Award-winning broadcast journalist and attorney Shawn Gillum obtained his juris doctor from the University of Denver Sturm College of Law. While working with Isaacson Rosenbaum PC in Colorado as an attorney, Shawn Gillum researched, authored, and argued a landmark case before the Colorado Supreme Court, published at Turbyne v. People, 151 P.3d 563 (Colo. 2007).
When stopped by police in Aurora, Colorado, in 2005, Glenn Turbyne requested a blood test rather than a breath test to determine his blood-alcohol level at the time. However, due to the poor weather conditions and a particularly busy night for paramedics, no qualified person could be found to do the blood draw within the required 2-hour time frame.

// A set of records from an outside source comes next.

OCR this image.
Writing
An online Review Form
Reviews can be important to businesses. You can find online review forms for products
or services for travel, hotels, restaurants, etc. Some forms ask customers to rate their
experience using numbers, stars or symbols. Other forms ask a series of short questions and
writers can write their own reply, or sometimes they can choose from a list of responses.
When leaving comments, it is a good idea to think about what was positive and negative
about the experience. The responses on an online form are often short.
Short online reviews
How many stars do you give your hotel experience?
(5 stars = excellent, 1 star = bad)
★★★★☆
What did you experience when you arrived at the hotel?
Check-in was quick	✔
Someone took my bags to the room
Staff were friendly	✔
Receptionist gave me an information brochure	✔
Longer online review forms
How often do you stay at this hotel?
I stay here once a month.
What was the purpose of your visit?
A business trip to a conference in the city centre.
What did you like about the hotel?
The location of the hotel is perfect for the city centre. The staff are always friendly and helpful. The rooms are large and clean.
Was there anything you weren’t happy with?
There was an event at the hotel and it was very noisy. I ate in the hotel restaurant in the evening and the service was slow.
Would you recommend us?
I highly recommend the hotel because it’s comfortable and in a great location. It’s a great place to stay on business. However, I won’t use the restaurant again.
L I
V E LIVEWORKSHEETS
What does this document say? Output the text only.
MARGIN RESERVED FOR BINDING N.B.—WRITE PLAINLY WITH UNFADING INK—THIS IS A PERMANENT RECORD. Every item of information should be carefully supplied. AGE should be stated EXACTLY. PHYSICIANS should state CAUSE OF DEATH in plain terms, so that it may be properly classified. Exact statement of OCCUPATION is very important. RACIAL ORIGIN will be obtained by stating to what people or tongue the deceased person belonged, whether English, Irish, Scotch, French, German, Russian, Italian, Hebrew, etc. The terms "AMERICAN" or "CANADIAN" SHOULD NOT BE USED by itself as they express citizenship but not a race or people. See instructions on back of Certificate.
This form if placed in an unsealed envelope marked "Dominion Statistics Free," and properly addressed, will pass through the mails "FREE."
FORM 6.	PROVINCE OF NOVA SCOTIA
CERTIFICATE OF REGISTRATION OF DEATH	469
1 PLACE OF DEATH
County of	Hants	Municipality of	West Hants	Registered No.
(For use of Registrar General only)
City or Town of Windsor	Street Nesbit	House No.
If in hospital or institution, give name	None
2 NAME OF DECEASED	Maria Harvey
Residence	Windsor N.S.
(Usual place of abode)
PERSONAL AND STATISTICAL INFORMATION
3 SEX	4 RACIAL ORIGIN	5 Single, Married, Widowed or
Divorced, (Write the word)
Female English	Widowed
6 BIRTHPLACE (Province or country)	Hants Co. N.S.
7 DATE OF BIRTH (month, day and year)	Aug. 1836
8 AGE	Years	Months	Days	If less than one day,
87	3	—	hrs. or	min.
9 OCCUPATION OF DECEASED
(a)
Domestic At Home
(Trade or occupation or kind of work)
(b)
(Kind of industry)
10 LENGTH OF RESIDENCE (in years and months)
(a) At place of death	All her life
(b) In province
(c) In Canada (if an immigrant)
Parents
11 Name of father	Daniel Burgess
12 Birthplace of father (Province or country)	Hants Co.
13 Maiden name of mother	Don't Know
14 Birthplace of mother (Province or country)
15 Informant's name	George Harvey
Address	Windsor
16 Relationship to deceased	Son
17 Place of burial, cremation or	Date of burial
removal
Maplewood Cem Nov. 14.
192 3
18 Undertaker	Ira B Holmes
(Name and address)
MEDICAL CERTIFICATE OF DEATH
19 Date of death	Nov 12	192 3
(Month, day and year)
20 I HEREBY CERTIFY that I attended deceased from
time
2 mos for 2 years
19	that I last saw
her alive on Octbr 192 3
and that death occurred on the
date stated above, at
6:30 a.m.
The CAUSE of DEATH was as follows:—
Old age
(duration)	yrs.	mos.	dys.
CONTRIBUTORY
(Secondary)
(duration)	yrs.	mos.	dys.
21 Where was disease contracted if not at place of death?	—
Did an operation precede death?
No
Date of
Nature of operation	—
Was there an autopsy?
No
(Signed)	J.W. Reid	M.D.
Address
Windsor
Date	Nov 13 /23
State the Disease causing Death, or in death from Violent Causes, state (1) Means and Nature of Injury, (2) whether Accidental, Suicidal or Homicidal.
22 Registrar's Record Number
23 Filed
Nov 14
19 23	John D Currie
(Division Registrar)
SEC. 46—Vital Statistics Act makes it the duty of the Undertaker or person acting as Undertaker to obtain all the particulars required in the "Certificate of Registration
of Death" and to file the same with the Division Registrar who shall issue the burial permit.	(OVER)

A deputy then told Turbyne that he had to take a breath test or his license could be revoked for a full year, and the resulting test found his blood-alcohol level to be more than twice the legal limit. An Arapahoe County judge later dismissed the DUI charges on the grounds that bad weather was not an excuse for failing to comply with Turbyne’s request for a blood test. The charge was later reinstated by a district court judge, which Turbyne appealed.
In a 4-3 ruling, the Colorado Supreme Court upheld the DUI charge, but held that the breath test results must be thrown out. The court felt the deputy in question misstated the express consent law, coercing Turbyne into taking the breath test with threats. Colorado’s express consent law means that any individual operating a motor vehicle anywhere in the state of Colorado is consenting to take breath or blood tests to determine the blood-alcohol content of their blood. Before this case, law enforcement officers were required to give an advisement to drivers suspected of DUI or related offenses.